Sunday, April 28, 2024

Conclusion

February 3, 2009 by  
Filed under Maristica

Father Favre succeeded. He did turn the Society of Mary into “a congregation of pious priests, living under a broad and easy rule, organizing home missions, running colleges and available for apostolic works within a limited area and of a commonplace style.” (see Ch. 2) Also, it looks as if this Society of Mary is on the way to extinction. It is not very clear why it should continue. Does it have a real role to play in today’s world, in today’s Church?

Favre’s Society is also Colin’s Society. It is what Colin’s Society became. But is it what Colin and his fellow founders had in mind? To see what Colin had in mind, to hear his call again, we must interpret: we must strip his language from its preachy moralizing style, we must get to its heart: not a way of life, not a set of devotions, but a mission. Not a mission not to whatever turns up. No, it was a very definite mission, the mission to a particular age in which a new world was born, the world of the Enlightenment, in which man came of age and consequently rejected a faith that he felt treated him as a minor, and a Church that he felt refused to respect his adulthood. That world is still the one in which we live; in fact, our world has only drawn the full consequences of the turn it took in the Enlightenment. The mission for which the Society was founded has not come to its end: it is only now showing its full urgency.

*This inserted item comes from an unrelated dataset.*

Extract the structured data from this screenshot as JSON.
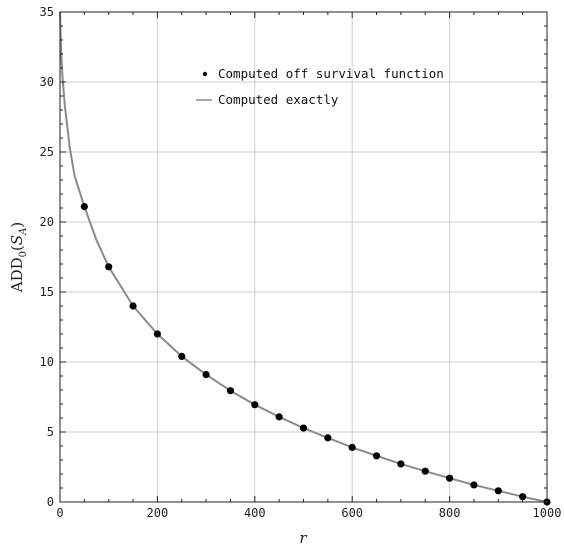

After the prophet Jonah had passed through the secular city of Nineveh, he was disgusted: “Please take away my life, for I might as well be dead as go on living.” And he went out of the city and made himself comfortable to see what would happen to the city. So often the sin of Jonah is still rife among us. But God’s mercy was deeply moved by the multitudes in the secular city. And he was not impressed by the superior attitude of the Jewish prophet and the privileged position Israel claimed for itself.

Jean-Claude Colin did not try to escape from the call to evangelize the secular city. He recognized the compassion of God in Mary, the Mother of the Lord, taking a renewed interest in this world. He was led to see new possibilities in a Church shorn of triumphalism, stripped of prestige involving everyone, ready to meet that world on its own terms.

It is up to us, his sons and daughters, to hear his invitation anew, and take up the mission entrusted to our Society.